Las pesadillas que arrojamos por la ventana de la Segunda Guerra Mundial o enterró la caída del Telón de Acero vuelven por la puerta grande de la corrección política, ataviadas con todas las banderas del progresismo biempensante que han podido pillar por el camino, y que entran en contradicción con sus agresivos y reaccionarios postulados. Vuelve el viejo y visceral desprecio a la democracia, pero autoproclamándose más demócrata que nadie. Vuelven los nacionalismos más obtusos, pero maquillados de un falso internacionalismo cosmopolita. Vuelven los caciques disfrazados de los desheredados de la tierra. Vuelven la xenofobia y el racismo, pero con la máscara de la mistificación política de las culturas autóctonas y minoritarias; vuelve la negación de los derechos humanos, pero por la beatífica vía de convertir en sujetos de derecho la tierra, la lengua, la etnia, la región, la tradición…, o sea de ‘ampliar’ la Carta Universal, con falsos derechos que niegan los auténticos. Vuelven las ideologías del odio, los proyectos más intolerantes y traumáticos, pero tácticamente envueltos en una retórica de la paz, el diálogo, la sonrisa, los pájaros y las flores que los presenta como inocuos, inocentes, edificantes... Y vuelven los niños -no podía ser de otro modo- a la primera fila de la cabalgata de los monstruos. Puede el lector buscar en internet las festivas imágenes de la preguerra yugoslava. Salen niños por todas partes; niños con banderitas, niños tras las pancartas, niños a hombros de sus padres... ¿Quién iba a sospechar que esa imaginería naïf y seráfica fuera la antesala del infierno?

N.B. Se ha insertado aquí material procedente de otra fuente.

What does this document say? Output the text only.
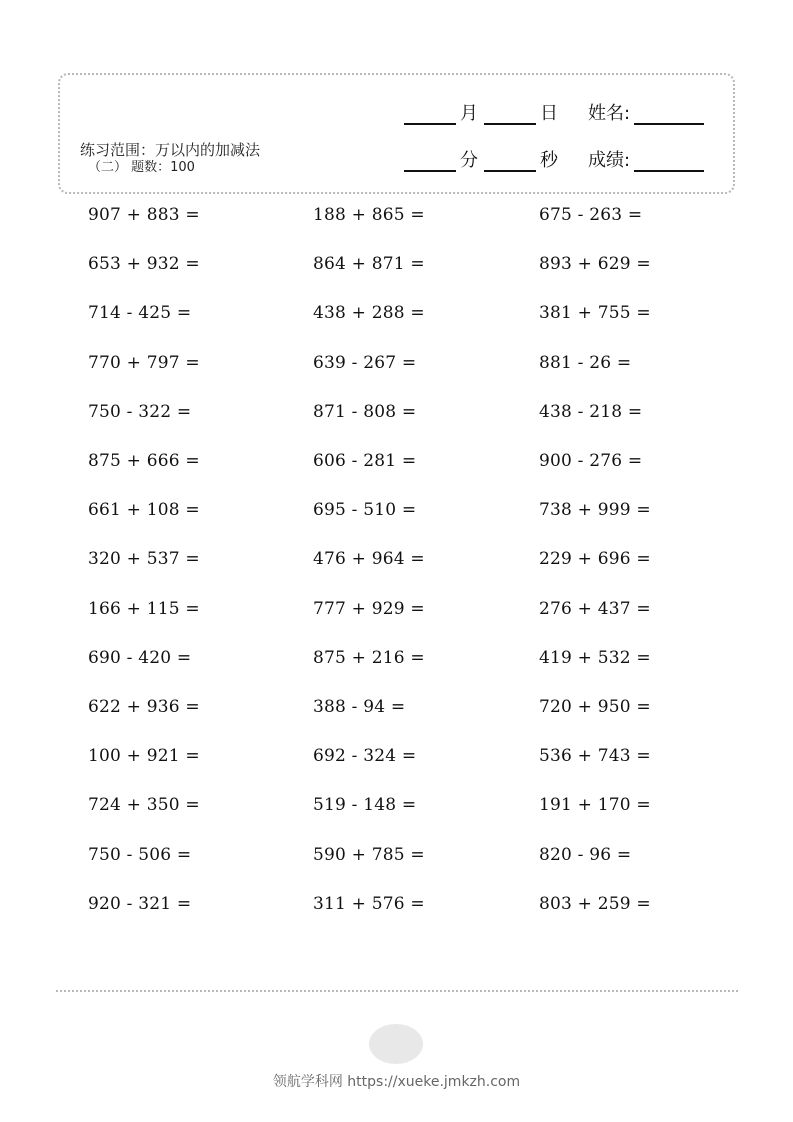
月	日 姓名:
分	秒 成绩:
练习范围：万以内的加减法
（二） 题数：100
907 + 883 =	188 + 865 =	675 - 263 =
653 + 932 =	864 + 871 =	893 + 629 =
714 - 425 =	438 + 288 =	381 + 755 =
770 + 797 =	639 - 267 =	881 - 26 =
750 - 322 =	871 - 808 =	438 - 218 =
875 + 666 =	606 - 281 =	900 - 276 =
661 + 108 =	695 - 510 =	738 + 999 =
320 + 537 =	476 + 964 =	229 + 696 =
166 + 115 =	777 + 929 =	276 + 437 =
690 - 420 =	875 + 216 =	419 + 532 =
622 + 936 =	388 - 94 =	720 + 950 =
100 + 921 =	692 - 324 =	536 + 743 =
724 + 350 =	519 - 148 =	191 + 170 =
750 - 506 =	590 + 785 =	820 - 96 =
920 - 321 =	311 + 576 =	803 + 259 =
领航学科网 https://xueke.jmkzh.com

Y, sin embargo, deberíamos haberlo sospechado. Y, sin embargo, estamos obligados a empezar a sospechar y a delatar el nuevo repertorio de las formas y las estrategias blandas de los enemigos de la convivencia democrática, porque es con lo que nos vamos a encontrar con progresiva frecuencia en el futuro inmediato y lo que ya constituye una buena parte del paisaje presente. El XXI amenaza con ser el siglo de las farsas, los simulacros y las suplantaciones; de los antiguos males que adoptan disfraces inéditos y políticamente correctos para regresar y burlar la experiencia histórica que tenemos de ellos colectivamente. Llamar «rebelión pacífica» a un asalto perpetrado desde las instituciones y desde la calle al orden constitucional establecido es usar un oxímoron propio de ese carnaval posmoderno en el que halla un microclima óptimo la mutación totalitaria. Por definición, toda rebelión contra la legalidad democrática es intrínsecamente violenta, aunque la reforma del Código Penal que efectuó Belloch en 1995, y que ha permanecido intacta hasta hoy, dé alas, a modo de atenuante, a esa fantasía literaria del golpismo pacifista.
Una de las imágenes que más me han aturdido de este pasado octubre fue la de un pueblo de la costa catalana en el que los mayores desfilaban empuñando velitas y esteladas mientras los niños les seguían aporreando unos tamborcitos de juguete. La imagen trataba de ser un argumento irrebatible sobre la bondad de la secesión. Como si Günter Grass no hubiera escrito ‘El tambor de hojalata’, la historia de un niño roto que decide dejar de crecer en la Alemania nazi.